Il se trouve ainsi que Wikipedia semble perdre des contributeurs. Ses fondamentaux de croissance semblent se dérégler. Les arbres ne montent pas jusqu’au ciel et les cathédrales (analogie d’idéal de projet récurrente à propos de Wikipédia) non plus.
Il y aurait apparemment un problème de renouvellement des contributeurs et de transformation de l’audience en contributions. Cela inquiète de savoir si cela signe un affaiblissement de la participation en soi. Je me demande pour ma part si, maintenant que Wikipedia semble arrivé, il ne manque pas un peu d’ambition et de régénération de l’idéal.

En tous les cas, les analogies avec les écosystèmes naturels viennent à l’esprit. Wikipedia est une matière vivante, un écosystème emblématique communauté de masse, mais un écosystème mal connu. Wikipédia serait-il une nouvelle terra incognita des anthropologues du XXIe siècle ? Je le pense.

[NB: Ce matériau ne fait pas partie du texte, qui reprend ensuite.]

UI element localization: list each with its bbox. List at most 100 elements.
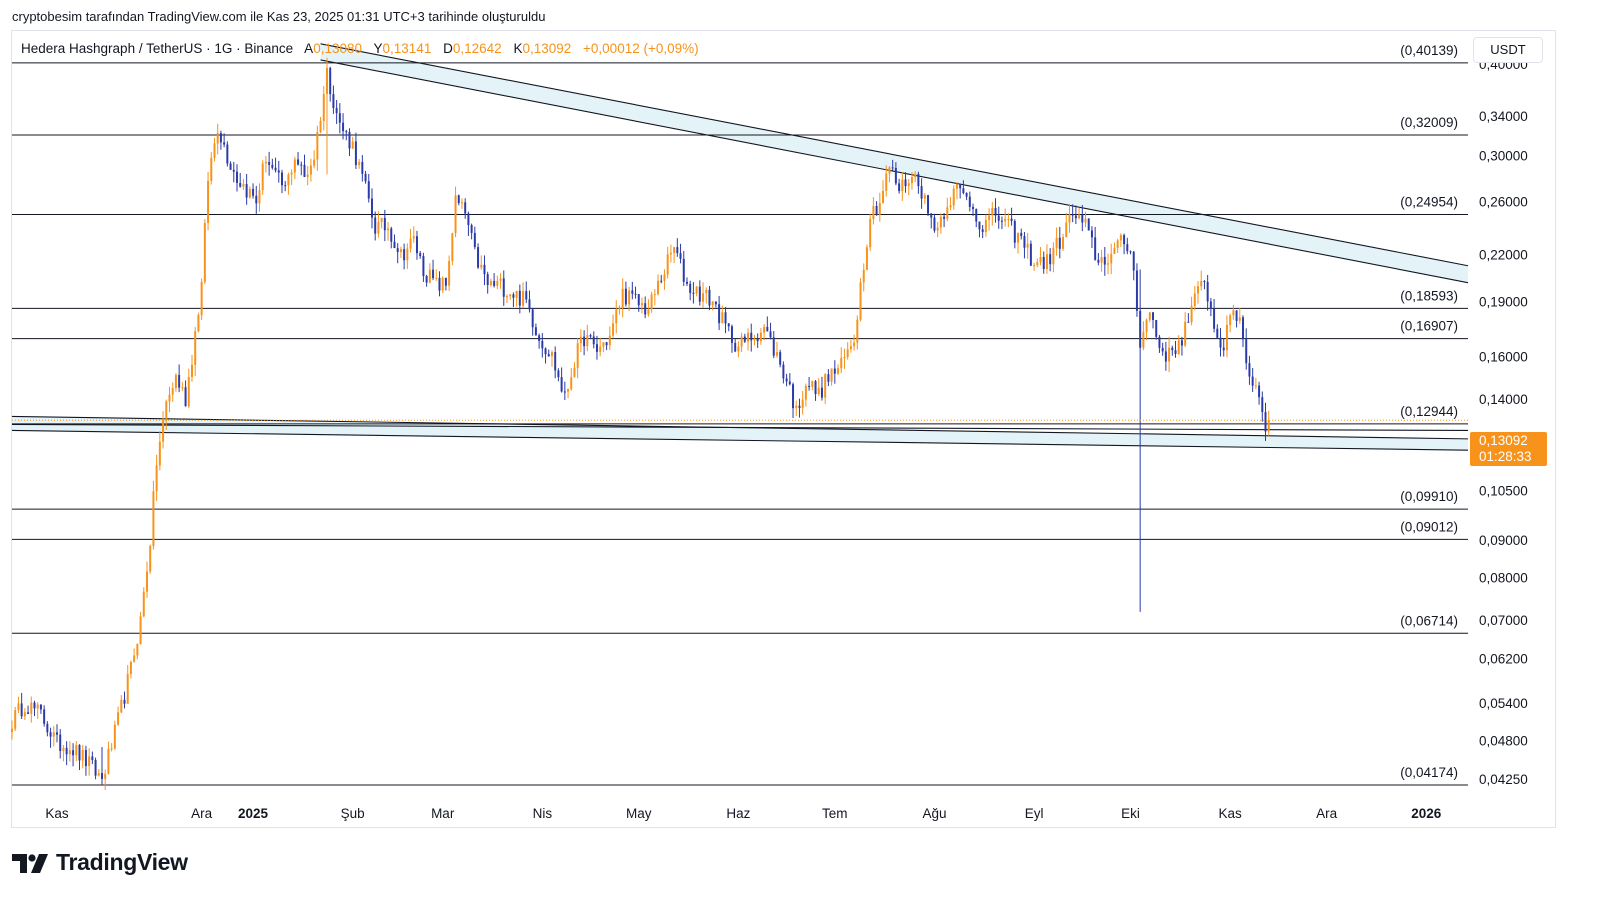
candle-body <box>49 732 52 737</box>
level-label-8: (0,06714) <box>1400 613 1458 628</box>
candle-body <box>541 340 544 349</box>
candle-body <box>910 177 913 184</box>
candle-body <box>329 67 332 95</box>
candle-body <box>216 133 219 144</box>
candle-body <box>274 167 277 171</box>
candle-body <box>300 164 303 166</box>
candle-body <box>759 332 762 342</box>
candle-body <box>387 228 390 231</box>
candle-body <box>181 387 184 389</box>
candle-body <box>23 712 26 717</box>
time-tick-label-6: May <box>626 806 652 821</box>
candle-body <box>859 282 862 320</box>
candle-body <box>36 704 39 709</box>
level-label-1: (0,32009) <box>1400 115 1458 130</box>
candle-body <box>52 732 55 737</box>
candle-body <box>878 203 881 215</box>
candle-body <box>113 724 116 749</box>
candle-body <box>827 374 830 382</box>
candle-body <box>698 286 701 302</box>
candle-body <box>965 192 968 197</box>
candle-body <box>232 169 235 172</box>
candle-body <box>438 277 441 291</box>
candle-body <box>1193 293 1196 307</box>
candle-body <box>1090 230 1093 238</box>
candle-body <box>727 323 730 327</box>
candle-body <box>576 343 579 368</box>
candle-body <box>88 756 91 767</box>
candle-body <box>264 161 267 164</box>
candle-body <box>1029 243 1032 266</box>
candle-body <box>1190 306 1193 323</box>
level-label-6: (0,09910) <box>1400 489 1458 504</box>
candle-body <box>997 215 1000 221</box>
candle-body <box>595 344 598 352</box>
candle-body <box>75 744 78 756</box>
candle-body <box>46 723 49 733</box>
bar-countdown: 01:28:33 <box>1479 449 1532 464</box>
candle-body <box>290 172 293 175</box>
upper-resistance-band-edge-inner <box>320 59 1469 284</box>
candle-body <box>97 773 100 776</box>
candle-body <box>865 247 868 270</box>
chart-frame <box>11 30 1556 828</box>
candle-body <box>669 252 672 255</box>
candle-body <box>785 378 788 382</box>
symbol-title[interactable]: Hedera Hashgraph / TetherUS · 1G · Binan… <box>21 41 294 56</box>
candle-body <box>981 229 984 233</box>
price-tick-label-4: 0,22000 <box>1479 248 1528 263</box>
candle-body <box>525 291 528 300</box>
candle-body <box>972 206 975 210</box>
candle-body <box>81 750 84 761</box>
currency-button[interactable]: USDT <box>1473 37 1543 63</box>
candle-body <box>380 217 383 222</box>
candle-body <box>30 702 33 714</box>
candle-body <box>1206 281 1209 302</box>
candle-body <box>197 315 200 332</box>
price-tick-label-12: 0,07000 <box>1479 613 1528 628</box>
candle-body <box>110 748 113 750</box>
candle-body <box>117 712 120 725</box>
candle-body <box>962 188 965 193</box>
last-price-tag: 0,13092 01:28:33 <box>1470 432 1547 466</box>
candle-body <box>335 108 338 114</box>
candle-body <box>1010 218 1013 222</box>
price-tick-label-13: 0,06200 <box>1479 652 1528 667</box>
candle-body <box>284 185 287 187</box>
candle-body <box>1058 237 1061 249</box>
candle-body <box>1110 253 1113 264</box>
candle-body <box>261 163 264 191</box>
candle-body <box>383 217 386 231</box>
candle-body <box>499 278 502 281</box>
candle-body <box>894 167 897 184</box>
candle-body <box>853 342 856 347</box>
candle-body <box>631 290 634 294</box>
tradingview-logo[interactable]: TradingView <box>12 849 188 876</box>
candle-body <box>361 161 364 174</box>
candle-body <box>849 346 852 350</box>
candle-body <box>692 292 695 294</box>
candle-body <box>460 202 463 204</box>
candle-body <box>325 67 328 94</box>
candle-body <box>1238 317 1241 321</box>
candle-body <box>946 207 949 219</box>
candle-body <box>666 254 669 275</box>
candle-body <box>213 143 216 158</box>
candle-body <box>1245 339 1248 364</box>
close-value: 0,13092 <box>522 41 572 56</box>
candle-body <box>412 236 415 239</box>
candle-body <box>608 335 611 346</box>
candle-body <box>586 335 589 347</box>
candle-body <box>1045 254 1048 270</box>
candle-body <box>1132 251 1135 271</box>
level-label-0: (0,40139) <box>1400 43 1458 58</box>
candle-body <box>959 183 962 189</box>
candle-body <box>573 367 576 378</box>
candle-body <box>952 188 955 206</box>
candle-body <box>984 219 987 233</box>
candle-body <box>271 164 274 168</box>
candle-body <box>441 277 444 291</box>
candle-body <box>1261 397 1264 413</box>
candle-body <box>480 264 483 268</box>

tout ceci est passionnant. Il s’agit peut-être d’une simple fièvre, tout comme d’une dérive lié à la masse critique atteinte, une crise de maturité ? Le bon sens voudrait que cela soit normal. En tous les cas, observer quelles solutions de régulation vont être tentées et le résultat que cela va produire va être passionnant. La participation est une matière qui demande encore de la science, qui plus est quand on atteint le non-linéaire …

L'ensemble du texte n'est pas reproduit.